SEMAFOR is fairly accurate when it comes to predicting semantic categorization if the inputs are annotated and compiled by hand. So, this method is used as a sort of “control,” wherein what is represented by the SEMAFOR semantic parsing into predetermined slots represents the standard by which the authors will judge their results.
The general idea was to parse the inputs into “generic” and “domain-specific” parses. Word frequency and “coherence of values” are two ways in which to measure accuracy when parsing in a domain-specific manner. If the values correspond in some way when they are parsed and slotted into the specified framework, then they are seen to be more prominent, and the same goes for word frequency. In the end, spectral clustering was used in the authors’ slot-ranking model. This was done for three reasons. First, “spectral clustering is very easy to implement, and can be solved efficiently by standard linear algebra techniques.” It is also “invariant to the shapes and densities of each cluster.” And finally, “spectral clustering projects the manifolds within data into solvable space, and often outperform other clustering approaches.”
The authors then verified their results in two ways.
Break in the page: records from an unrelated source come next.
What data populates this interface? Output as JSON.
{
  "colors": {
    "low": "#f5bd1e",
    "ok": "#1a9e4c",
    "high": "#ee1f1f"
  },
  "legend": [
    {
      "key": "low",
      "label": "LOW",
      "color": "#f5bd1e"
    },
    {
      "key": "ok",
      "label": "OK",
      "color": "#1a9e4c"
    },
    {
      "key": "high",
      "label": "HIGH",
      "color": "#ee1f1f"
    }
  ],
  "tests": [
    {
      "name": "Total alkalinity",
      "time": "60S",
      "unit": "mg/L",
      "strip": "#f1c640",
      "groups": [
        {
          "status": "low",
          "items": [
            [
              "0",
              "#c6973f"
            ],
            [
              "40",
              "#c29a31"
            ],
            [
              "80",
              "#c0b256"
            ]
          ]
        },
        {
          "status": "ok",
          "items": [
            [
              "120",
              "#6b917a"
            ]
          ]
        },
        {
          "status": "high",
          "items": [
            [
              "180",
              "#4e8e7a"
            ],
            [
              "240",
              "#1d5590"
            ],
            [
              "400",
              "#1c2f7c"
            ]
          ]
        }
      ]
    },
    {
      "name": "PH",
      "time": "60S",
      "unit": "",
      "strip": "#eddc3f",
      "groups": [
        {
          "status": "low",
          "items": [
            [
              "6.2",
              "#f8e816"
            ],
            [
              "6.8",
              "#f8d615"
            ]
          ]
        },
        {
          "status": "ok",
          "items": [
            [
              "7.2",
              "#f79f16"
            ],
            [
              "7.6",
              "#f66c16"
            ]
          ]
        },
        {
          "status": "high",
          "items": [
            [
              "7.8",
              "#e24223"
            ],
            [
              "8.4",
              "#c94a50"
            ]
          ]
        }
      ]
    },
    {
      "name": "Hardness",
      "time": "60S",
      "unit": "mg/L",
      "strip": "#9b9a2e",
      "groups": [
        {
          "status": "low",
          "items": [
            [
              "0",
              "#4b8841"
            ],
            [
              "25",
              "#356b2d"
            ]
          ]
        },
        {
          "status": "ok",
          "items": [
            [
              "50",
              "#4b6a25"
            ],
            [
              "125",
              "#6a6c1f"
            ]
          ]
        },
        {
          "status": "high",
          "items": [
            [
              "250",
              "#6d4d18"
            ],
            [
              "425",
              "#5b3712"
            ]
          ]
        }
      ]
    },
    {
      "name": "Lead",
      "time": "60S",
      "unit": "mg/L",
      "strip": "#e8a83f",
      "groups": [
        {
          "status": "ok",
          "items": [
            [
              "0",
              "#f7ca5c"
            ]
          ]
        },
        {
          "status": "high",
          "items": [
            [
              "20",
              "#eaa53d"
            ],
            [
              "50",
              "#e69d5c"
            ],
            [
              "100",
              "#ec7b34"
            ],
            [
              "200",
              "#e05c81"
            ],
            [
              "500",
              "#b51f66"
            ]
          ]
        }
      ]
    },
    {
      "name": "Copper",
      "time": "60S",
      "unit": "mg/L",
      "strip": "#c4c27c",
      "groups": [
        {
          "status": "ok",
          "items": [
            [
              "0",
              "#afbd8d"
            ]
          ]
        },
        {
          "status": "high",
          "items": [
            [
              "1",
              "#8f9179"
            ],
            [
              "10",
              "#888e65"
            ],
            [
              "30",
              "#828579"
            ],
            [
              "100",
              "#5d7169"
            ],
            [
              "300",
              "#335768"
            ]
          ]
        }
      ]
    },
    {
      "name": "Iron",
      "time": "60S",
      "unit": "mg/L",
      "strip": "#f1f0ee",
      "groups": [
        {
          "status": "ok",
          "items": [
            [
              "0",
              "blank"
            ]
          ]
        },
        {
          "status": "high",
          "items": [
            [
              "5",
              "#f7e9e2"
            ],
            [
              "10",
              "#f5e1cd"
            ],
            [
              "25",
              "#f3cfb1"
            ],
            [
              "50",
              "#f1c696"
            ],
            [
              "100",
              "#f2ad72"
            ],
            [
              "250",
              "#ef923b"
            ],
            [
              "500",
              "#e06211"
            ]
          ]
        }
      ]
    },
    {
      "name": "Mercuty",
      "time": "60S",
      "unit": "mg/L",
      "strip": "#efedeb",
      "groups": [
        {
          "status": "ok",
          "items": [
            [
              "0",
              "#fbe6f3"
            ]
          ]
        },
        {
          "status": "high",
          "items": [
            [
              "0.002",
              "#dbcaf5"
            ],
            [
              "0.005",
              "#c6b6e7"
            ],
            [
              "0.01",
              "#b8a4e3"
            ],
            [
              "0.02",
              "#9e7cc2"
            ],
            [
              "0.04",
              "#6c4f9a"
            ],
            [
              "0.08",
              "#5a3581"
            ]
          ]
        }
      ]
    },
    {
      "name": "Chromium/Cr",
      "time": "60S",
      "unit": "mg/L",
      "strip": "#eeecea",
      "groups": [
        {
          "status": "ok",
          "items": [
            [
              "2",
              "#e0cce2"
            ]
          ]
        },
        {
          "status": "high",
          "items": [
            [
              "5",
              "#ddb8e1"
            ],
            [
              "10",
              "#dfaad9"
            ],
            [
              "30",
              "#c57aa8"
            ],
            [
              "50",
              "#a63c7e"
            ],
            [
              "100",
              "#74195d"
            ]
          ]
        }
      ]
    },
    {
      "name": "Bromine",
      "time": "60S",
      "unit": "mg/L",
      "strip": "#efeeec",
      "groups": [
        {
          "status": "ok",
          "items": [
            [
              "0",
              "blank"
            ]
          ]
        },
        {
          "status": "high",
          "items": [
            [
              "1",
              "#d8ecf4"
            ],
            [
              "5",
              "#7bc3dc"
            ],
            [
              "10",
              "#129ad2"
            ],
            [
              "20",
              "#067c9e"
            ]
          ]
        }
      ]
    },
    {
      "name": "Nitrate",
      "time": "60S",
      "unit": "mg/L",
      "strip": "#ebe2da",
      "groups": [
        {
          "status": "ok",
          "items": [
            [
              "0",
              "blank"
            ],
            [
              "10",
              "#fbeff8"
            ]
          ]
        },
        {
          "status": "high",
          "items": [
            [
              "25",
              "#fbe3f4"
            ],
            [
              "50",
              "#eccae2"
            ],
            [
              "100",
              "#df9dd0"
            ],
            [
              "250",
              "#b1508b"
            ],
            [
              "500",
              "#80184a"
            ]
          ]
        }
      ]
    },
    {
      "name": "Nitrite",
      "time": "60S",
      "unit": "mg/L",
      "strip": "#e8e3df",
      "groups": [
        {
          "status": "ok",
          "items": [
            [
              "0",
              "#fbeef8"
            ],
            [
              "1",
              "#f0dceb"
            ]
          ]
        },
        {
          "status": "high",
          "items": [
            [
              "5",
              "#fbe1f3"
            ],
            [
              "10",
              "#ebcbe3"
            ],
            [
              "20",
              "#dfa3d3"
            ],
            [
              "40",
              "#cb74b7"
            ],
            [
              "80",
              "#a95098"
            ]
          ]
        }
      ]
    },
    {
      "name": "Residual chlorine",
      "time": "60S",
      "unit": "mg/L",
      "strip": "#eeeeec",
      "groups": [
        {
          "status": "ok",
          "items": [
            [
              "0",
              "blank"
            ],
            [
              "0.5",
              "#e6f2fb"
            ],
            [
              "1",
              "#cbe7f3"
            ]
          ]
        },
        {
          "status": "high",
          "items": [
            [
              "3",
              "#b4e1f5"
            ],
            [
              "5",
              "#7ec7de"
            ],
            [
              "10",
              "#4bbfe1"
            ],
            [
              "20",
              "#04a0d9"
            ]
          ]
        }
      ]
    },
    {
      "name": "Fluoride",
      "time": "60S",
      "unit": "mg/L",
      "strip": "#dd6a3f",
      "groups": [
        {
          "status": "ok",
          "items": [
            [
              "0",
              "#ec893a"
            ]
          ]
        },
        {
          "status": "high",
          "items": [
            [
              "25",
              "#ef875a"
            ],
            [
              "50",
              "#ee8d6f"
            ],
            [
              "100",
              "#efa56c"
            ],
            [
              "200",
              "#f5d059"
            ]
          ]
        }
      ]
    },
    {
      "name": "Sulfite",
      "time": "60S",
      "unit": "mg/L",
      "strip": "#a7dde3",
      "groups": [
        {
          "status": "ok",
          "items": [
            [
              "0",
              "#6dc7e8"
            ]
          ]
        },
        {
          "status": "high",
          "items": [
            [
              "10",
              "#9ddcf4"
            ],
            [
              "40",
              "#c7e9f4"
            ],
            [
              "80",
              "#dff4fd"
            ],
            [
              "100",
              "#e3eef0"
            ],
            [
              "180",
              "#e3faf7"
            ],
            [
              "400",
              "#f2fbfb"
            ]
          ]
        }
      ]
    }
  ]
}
Comparing their results to how parses are slotted into frameworks that have been manually created by domain experts is a way that was discussed earlier on. The second is to compare them to hand-parsed samples annotated by actual human beings.
To more accurately determine how related the slot comparisons are in the first test, the quality of the semantic relationships between the two sets of slotted words is assessed. So, the authors are essentially matching the parsed results of their spectral clustering to those parses sorted into predetermined semantic slots. Of course, there will be some differences, and this task is essentially a measure of the shortest distance between two related words.
It is much easier for the authors to test their results with the second method. They simply needed to extract the words from the framework they generated using spectral clustering and compare them to the results of the hand-parsed word lists. The results are measured either in a way where only exact word matches are accepted or where at least one word in a slot with multiple parses must match. Overall, it was found that matches were frequent and more or less consistently accurate.
In conclusion, the results of the authors’ proposed method of randomly parsing inputs have shown that it is indeed possible to accurately create a framework and slots for parsed samples without the time-consuming task of manually determining said slots and frameworks by hand. Using spectral clustering, the authors were able to generate frameworks that matched well with those created by developers and were also able to compare their resulting parses from these randomized frameworks to the results of hand-parsed inputs. It is clear that although there were some lulls in word-relation and frequency of matches in some in samples, the authors are clearly making progress toward further automating the development of spoken dialogue systems and spoken language understanding.
“UNSUPERVISED INDUCTION AND FILLING OF SEMANTIC SLOTS FOR SPOKEN DIALOGUE SYSTEMS USING FRAME-SEMANTIC PARSING” (PDF).
UNSUPERVISED INDUCTION AND FILLING OF SEMANTIC SLOTS FOR SPOKEN DIALOGUE SYSTEMS USING FRAME-SEMANTIC PARSING. 2013. Accessed 5th May 2016.